Congresso receberá proposta alternativa ao fator previdenciário

O governo vai apresentar no dia 10 de julho aos líderes governistas no Congresso Nacional uma proposta alternativa ao fator previdenciário, que é duramente criticado pelos trabalhadores. O fator previdenciário é uma equação que leva em consideração da alíquota de contribuição, a idade do trabalhador, o tempo de contribuição e a expectativa de vida do segurado. A principal crítica ao mecanismo é a de que a fórmula reduz o valor das aposentadorias.

"É importante a gente fazer a correção de algum tipo de injustiça que a fórmula no cálculo das aposentadorias imbute no fator previdenciário. Vamos aproveitar isso para dar uma reestruturada e sustentabilidade maior na previdência", disse na manhã desta terça-feira a ministra da Secretaria de Relações Institucionais, Ideli Salvatti, responsável pela articulação política do governo.

Sem dar detalhes, Ideli disse que a alternativa será uma "fórmula móvel". O dispositivo será diferente daquele defendido pelas centrais sindicais, a chamada fórmula 85/95. Por esta proposta, mulheres se aposentariam quando essa conta chegasse a 85 e homens, a 95. Para o Executivo, no entanto, com um aumento de cinco anos na expectativa de vida do brasileiro, o dispositivo não daria mais conta de equiparar a entrada de contribuição na Previdência Social com a saída de benefícios.

Entenda o fator previdenciário
O fator previdenciário foi aplicado a partir de 1999 no cálculo das aposentadorias por tempo de contribuição e por idade, sendo opcional no segundo tipo. Ele tem a finalidade de incentivar os contribuintes a trabalharem por mais tempo, aumentando o benefício daqueles que demoram mais para se aposentar. O cálculo baseia-se em quatro pontos: a alíquota de contribuição, a idade do trabalhador, o tempo de contribuição à Previdência Social e a expectativa de sobrevida do segurado.
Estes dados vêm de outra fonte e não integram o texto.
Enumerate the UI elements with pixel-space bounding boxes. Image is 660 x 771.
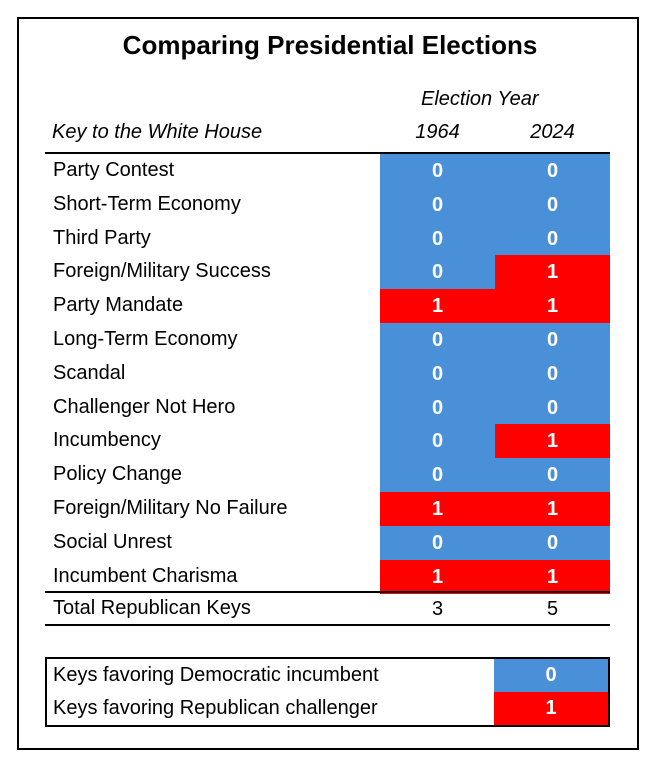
- table-row: Party Mandate 1 1: [45, 289, 610, 324]
- key-value-1964: 0: [380, 154, 495, 188]
- total-top-rule: [45, 591, 610, 593]
- chart-title: Comparing Presidential Elections: [122, 30, 538, 60]
- key-label: Policy Change: [53, 463, 182, 486]
- table-row: Incumbency 0 1: [45, 424, 610, 459]
- table-row: Third Party 0 0: [45, 221, 610, 256]
- key-label: Incumbent Charisma: [53, 564, 238, 587]
- table-row: Party Contest 0 0: [45, 154, 610, 188]
- legend-swatch-republican: 1: [494, 692, 608, 725]
- table-row: Scandal 0 0: [45, 356, 610, 391]
- table-row: Foreign/Military Success 0 1: [45, 255, 610, 290]
- column-group-header: Election Year: [421, 88, 539, 110]
- table-row: Long-Term Economy 0 0: [45, 323, 610, 357]
- key-value-2024: 0: [495, 458, 610, 493]
- key-label: Foreign/Military No Failure: [53, 497, 288, 519]
- key-value-2024: 0: [495, 154, 610, 188]
- total-1964: 3: [431, 598, 444, 620]
- key-value-2024: 1: [495, 255, 610, 290]
- key-value-1964: 0: [380, 390, 495, 425]
- key-label: Third Party: [53, 226, 151, 249]
- key-label: Party Contest: [53, 159, 175, 181]
- total-row: Total Republican Keys 3 5: [45, 592, 610, 626]
- table-row: Social Unrest 0 0: [45, 525, 610, 560]
- key-value-2024: 1: [495, 289, 610, 324]
- key-value-2024: 0: [495, 187, 610, 222]
- key-value-1964: 0: [380, 525, 495, 560]
- key-label: Challenger Not Hero: [53, 395, 236, 418]
- total-label: Total Republican Keys: [53, 597, 251, 619]
- key-value-1964: 1: [380, 289, 495, 324]
- key-label: Scandal: [53, 361, 126, 384]
- key-value-2024: 1: [495, 424, 610, 459]
- key-value-1964: 0: [380, 356, 495, 391]
- key-label: Short-Term Economy: [53, 192, 241, 215]
- key-value-1964: 1: [380, 492, 495, 526]
- legend: Keys favoring Democratic incumbent 0 Key…: [45, 657, 610, 727]
- total-bottom-rule: [45, 624, 610, 626]
- column-header-1964: 1964: [415, 121, 460, 143]
- key-value-2024: 0: [495, 356, 610, 391]
- key-value-2024: 0: [495, 323, 610, 357]
- key-label: Incumbency: [53, 429, 161, 452]
- key-value-1964: 1: [380, 559, 495, 594]
- table-row: Incumbent Charisma 1 1: [45, 559, 610, 594]
- key-value-2024: 0: [495, 221, 610, 256]
- table-row: Policy Change 0 0: [45, 458, 610, 493]
- table-row: Foreign/Military No Failure 1 1: [45, 492, 610, 526]
- table-row: Challenger Not Hero 0 0: [45, 390, 610, 425]
- legend-label: Keys favoring Democratic incumbent: [53, 664, 379, 686]
- key-value-1964: 0: [380, 255, 495, 290]
- legend-label: Keys favoring Republican challenger: [53, 697, 378, 719]
- key-value-2024: 1: [495, 492, 610, 526]
- key-value-2024: 1: [495, 559, 610, 594]
- header-rule: [45, 152, 610, 154]
- legend-swatch-democratic: 0: [494, 659, 608, 692]
- key-value-1964: 0: [380, 187, 495, 222]
- legend-item-republican: Keys favoring Republican challenger 1: [47, 692, 608, 725]
- key-label: Foreign/Military Success: [53, 260, 271, 283]
- key-value-1964: 0: [380, 221, 495, 256]
- table-row: Short-Term Economy 0 0: [45, 187, 610, 222]
- total-2024: 5: [546, 598, 559, 620]
- key-label: Party Mandate: [53, 294, 184, 317]
- key-value-2024: 0: [495, 525, 610, 560]
- key-value-1964: 0: [380, 424, 495, 459]
- key-value-1964: 0: [380, 458, 495, 493]
- column-header-2024: 2024: [530, 121, 575, 143]
- legend-item-democratic: Keys favoring Democratic incumbent 0: [47, 659, 608, 692]
- key-column-header: Key to the White House: [52, 121, 263, 143]
- key-label: Social Unrest: [53, 530, 172, 553]
- key-value-2024: 0: [495, 390, 610, 425]
- key-label: Long-Term Economy: [53, 328, 238, 350]
- key-value-1964: 0: [380, 323, 495, 357]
Este valor é multiplicado pela média apurada nos salários de contribuição contabilizados pelo Instituto Nacional do Seguro Social (INSS). Por exemplo, uma pessoa que tem média de R$ 1 mil terá o valor multiplicado pelo fator previdenciário. Se o fator for abaixo de um, o benefício final da aposentadoria será menor que R$ 1 mil. Já se o fator for maior que um, o benefício será maior.

O governo brasileiro discute o fim do fator previdenciário desde 2007. A principal crítica é que o multiplicador acaba reduzindo o valor das aposentadorias. Em setembro de 2011, cerca de 4,6 milhões de pessoas recebiam aposentadoria por tempo de contribuição (com o fator previdenciário); 15,8 milhões por idade e 9,3 milhões por invalidez - num total de 23,8 milhões de aposentadorias.